No. 6: Plug data leaks.
Data spills are almost inevitable, but you can minimize risk and mitigate damage by keeping an eye on orphaned accounts, lax oversight of permissions, and mobile data access.
A survey of more than 850 executives by security firm Symark revealed that 42 percent of all businesses have no idea how many orphaned accounts exist on their networks, and nearly one-third have no procedure for removing them. Worse, many organizations are lax about policing who's allowed to access what data on the network.
"It's not uncommon for folders on file shares to have access control permissions allowing everyone to access the data inside it," says Johnnie Konstantas, vice president of marketing at Varonis Systems, a data governance solutions provider. "Global access to folders should be removed and replaced with rules that give access to the explicit groups that need it."
Konstantas says IT departments need to maintain a current list of everyone who "owns" each data store and review or revoke permissions on a regular basis.

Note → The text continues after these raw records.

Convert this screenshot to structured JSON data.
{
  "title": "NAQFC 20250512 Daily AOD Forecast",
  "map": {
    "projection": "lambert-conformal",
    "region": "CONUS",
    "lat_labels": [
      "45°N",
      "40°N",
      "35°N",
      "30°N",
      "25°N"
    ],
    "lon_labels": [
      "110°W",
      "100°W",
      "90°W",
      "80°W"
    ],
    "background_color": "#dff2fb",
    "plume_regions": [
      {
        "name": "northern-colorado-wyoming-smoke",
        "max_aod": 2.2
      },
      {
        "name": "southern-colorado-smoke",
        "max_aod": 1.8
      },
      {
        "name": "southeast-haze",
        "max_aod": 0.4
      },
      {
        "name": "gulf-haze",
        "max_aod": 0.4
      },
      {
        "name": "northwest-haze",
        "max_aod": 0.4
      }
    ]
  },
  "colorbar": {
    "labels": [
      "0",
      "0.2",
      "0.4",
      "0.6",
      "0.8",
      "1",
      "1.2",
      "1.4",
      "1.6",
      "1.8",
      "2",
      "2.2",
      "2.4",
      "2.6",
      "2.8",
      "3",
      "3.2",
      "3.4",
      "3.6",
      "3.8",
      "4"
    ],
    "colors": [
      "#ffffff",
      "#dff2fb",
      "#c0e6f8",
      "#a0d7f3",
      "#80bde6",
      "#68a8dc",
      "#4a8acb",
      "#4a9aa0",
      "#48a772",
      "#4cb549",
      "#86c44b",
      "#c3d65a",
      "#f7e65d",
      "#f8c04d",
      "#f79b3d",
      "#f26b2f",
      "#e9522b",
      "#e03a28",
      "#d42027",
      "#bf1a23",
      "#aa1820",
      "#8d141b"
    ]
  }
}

Lax permissions policies, coupled with the growing threat from rogue mobile devices, raise the possibility of accidental data spills and deliberate data breaches, notes Ben Halpert, an information security researcher and consultant.
"The current security model is inadequate for dealing with today's threats," he says. "When it comes to mobile security, every organization needs to recognize certain realities. The first is that you can't stop mobile device proliferation. The second is that user awareness alone is ineffective. And third, point solutions like encryption will only shift the target."
A December 2007 survey conducted by the Ponemon Institute found that nearly 40 percent of employees have reported losing a mobile device containing company data, and that more than half copied sensitive data to USB drives despite company policies forbidding the practice.
Halpert says enterprises need to implement an overarching strategy for mobile security, taking into account technology, user populations, and processes.
"While the majority of your workforce does not have malicious intent, those involved in social engineering are masters of the human condition and will attain the information they desire," Halpert warns.
No. 7: Follow the money.
If IT wants to overcome its reputation as a corporate money suck, tech managers need to learn a few things about the bottom line -- including how to translate long-term goals into quarterly results for the CFO.
"Having financial knowledge is important, especially when you've got a $50 million IT budget that can easily spiral out of control," says Interphase Systems' Biglin. "The CIO can't approve every invoice. We find IT directors managing multimillion-dollar projects who don't know what costs to capitalize and which ones to expense. If you don't understand the difference, it's easy to wind up a year down the road where something has to be reclassified. It can really impact companies who report their numbers to Wall Street."
Basic concepts -- such as the difference between cash flow and profits -- need to extend throughout the IT organization, says Joe Knight, co-author of "Financial Intelligence for IT Professionals: What You really Need To Know about The Numbers."
"I think everybody in the IT department needs to understand how projects are made, why they're important, and the future benefits they will bring to the company," says Knight. "If you can speak the language of finance and present your IT case in financially astute way, you'll not only make better decisions but you'll also be able to drive your decision through the organization."